Quali sono i temi più urgenti?

«Senza dubbio il Pnrr è fondamentale per la nostra crescita. Ma dobbiamo ricordarci che è basato su un piano di riforme e che ha due assi portanti, due transizioni: quella ecologica e quella digitale, in parte dettate dall’Europa, e che avranno poi una serie di articolazioni nazionali nell’attuazione. Poi c’è la fiscalità, un tema sul quale Assonime è da sempre molto impegnata e le sue competenze sono tali che hanno consentito all’associazione di sedere ai tavoli che hanno elaborato le leggi del nostro Paese.
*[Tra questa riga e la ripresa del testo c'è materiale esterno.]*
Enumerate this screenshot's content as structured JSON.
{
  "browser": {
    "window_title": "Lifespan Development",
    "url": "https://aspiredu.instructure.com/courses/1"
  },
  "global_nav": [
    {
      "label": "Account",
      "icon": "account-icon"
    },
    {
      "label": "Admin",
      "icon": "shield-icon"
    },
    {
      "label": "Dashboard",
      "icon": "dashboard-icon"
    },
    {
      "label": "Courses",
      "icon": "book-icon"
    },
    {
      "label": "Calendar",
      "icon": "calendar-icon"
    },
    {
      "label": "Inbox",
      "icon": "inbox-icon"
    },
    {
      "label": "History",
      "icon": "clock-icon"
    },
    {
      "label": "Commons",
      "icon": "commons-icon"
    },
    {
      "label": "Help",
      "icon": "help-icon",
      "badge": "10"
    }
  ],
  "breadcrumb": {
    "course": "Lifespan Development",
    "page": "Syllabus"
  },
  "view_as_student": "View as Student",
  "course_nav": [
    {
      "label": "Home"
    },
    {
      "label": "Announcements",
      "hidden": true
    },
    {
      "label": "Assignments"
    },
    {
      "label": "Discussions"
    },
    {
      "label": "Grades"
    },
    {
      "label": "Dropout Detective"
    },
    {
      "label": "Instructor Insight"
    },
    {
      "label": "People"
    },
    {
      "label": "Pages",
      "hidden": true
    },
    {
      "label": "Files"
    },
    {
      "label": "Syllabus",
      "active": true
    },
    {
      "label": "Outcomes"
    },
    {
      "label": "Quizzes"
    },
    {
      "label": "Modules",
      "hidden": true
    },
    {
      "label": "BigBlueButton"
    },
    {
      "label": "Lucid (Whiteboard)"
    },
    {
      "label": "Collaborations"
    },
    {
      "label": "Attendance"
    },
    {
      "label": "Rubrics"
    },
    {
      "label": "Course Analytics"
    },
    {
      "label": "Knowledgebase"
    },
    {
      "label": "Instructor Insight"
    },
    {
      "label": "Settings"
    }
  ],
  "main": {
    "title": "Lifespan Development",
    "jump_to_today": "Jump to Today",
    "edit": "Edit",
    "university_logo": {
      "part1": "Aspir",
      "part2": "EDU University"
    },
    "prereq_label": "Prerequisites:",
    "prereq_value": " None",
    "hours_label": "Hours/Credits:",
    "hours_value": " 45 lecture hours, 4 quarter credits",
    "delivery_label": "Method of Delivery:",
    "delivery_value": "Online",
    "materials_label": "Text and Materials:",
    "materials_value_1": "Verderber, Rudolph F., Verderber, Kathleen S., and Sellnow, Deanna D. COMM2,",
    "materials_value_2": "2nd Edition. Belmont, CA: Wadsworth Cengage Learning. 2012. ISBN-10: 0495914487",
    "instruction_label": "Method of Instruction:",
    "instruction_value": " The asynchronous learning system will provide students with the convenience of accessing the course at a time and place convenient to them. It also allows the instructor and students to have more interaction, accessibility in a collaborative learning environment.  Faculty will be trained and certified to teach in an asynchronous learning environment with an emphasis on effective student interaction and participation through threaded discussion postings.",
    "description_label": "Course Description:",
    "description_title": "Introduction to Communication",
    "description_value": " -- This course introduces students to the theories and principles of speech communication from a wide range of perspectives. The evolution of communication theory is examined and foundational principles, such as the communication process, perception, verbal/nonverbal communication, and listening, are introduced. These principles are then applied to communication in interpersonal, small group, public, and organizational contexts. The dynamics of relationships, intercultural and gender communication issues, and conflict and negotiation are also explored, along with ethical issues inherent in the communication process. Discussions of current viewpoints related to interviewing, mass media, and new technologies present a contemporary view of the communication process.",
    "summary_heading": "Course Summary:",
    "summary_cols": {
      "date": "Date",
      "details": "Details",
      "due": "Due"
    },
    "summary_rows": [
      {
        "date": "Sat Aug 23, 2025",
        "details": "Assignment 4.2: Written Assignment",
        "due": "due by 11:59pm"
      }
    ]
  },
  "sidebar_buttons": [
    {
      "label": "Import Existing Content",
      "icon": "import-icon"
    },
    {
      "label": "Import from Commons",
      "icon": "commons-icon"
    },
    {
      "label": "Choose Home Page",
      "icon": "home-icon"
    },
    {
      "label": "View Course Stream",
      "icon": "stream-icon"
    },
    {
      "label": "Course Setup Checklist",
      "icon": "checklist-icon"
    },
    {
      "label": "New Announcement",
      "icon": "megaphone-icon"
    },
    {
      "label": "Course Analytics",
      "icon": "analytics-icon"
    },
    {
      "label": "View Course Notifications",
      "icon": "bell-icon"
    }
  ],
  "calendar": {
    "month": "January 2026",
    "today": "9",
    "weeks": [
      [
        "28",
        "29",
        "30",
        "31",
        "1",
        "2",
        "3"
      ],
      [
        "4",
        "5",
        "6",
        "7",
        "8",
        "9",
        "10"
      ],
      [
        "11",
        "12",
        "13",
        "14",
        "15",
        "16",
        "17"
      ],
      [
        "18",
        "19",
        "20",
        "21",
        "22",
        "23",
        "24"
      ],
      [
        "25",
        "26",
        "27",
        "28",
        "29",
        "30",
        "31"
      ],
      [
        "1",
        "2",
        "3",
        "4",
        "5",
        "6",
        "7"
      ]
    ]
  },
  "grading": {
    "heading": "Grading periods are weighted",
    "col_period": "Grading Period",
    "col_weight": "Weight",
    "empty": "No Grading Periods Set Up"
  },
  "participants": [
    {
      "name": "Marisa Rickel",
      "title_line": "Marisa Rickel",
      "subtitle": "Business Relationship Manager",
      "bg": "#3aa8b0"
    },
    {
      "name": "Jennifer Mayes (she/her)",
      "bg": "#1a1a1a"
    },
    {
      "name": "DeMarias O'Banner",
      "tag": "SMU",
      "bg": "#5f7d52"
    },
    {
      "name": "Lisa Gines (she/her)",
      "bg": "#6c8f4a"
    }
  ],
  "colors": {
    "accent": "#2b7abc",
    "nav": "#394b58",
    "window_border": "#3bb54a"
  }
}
Può avere un ruolo importante in un momento in cui si ricomincia per esempio a parlare di una flat tax che solleva alcune perplessità. Ma il tema è ben più ampio perché tocca temi come gli incentivi all’industria 4.0, o ancora quello del cuneo fiscale che dovrebbe fare un ulteriore passo verso la diminuzione».

Quest’anno le aziende italiane hanno mostrato una certa disaffezione nei confronti di Piazza Affari che ha registrato un ampio numero di delisting…

«L’accesso al mercato dei capitali in Italia presenta ancora punti di fragilità. C’è il tema, per esempio, di riportare il risparmio delle famiglie verso quel mercato e in generale verso il sistema produttivo del Paese. È anche per questo che l’esecuzione del Pnrr è fondamentale, perché porta a realizzare investimenti in opere indispensabili ma obbliga anche a fare le riforme, inclusa quella della giustizia. Così possiamo essere più competitivi».

In che modo?

«Prendiamo l’Olanda, Paese europeo che ha le nostre regole ma le attua in modo più “amichevole”. Per questo si è assistito a una delocalizzazione delle quotazioni o semplicemente della sede legale. Non è un tema fiscale ma di flessibilità delle regole. Come nel caso del voto multiplo che esiste anche in Italia ma in Olanda è in forma più potenziata. Ed è solo un esempio. Tutto questo crea competizione tra Paesi. Che invece dovrebbero essere uniti. Ho sempre creduto in un mercato unico europeo dei capitali, ma almeno per ora non siamo riusciti a realizzarlo».

La sfida che più le sta a cuore?

«I pilastri su cui si regge l’attuazione del Piano di ripresa e resilienza sono la transizione ecologica e digitale. Ma per le imprese non sono automatici e questa sarà la loro ma anche la nostra sfida più importante. Ed è direttamente collegata anche al mondo del credito. Il sistema finanziario dovrà infatti tener conto del rischio ambientale nell’erogazione dei crediti. Il cambiamento climatico è un fatto. E le aziende che non si adeguano nell’affrontare questo rischio si troveranno ad avere difficoltà nei finanziamenti, che peraltro ora si profilano anche più costosi dopo i rialzi dei tassi».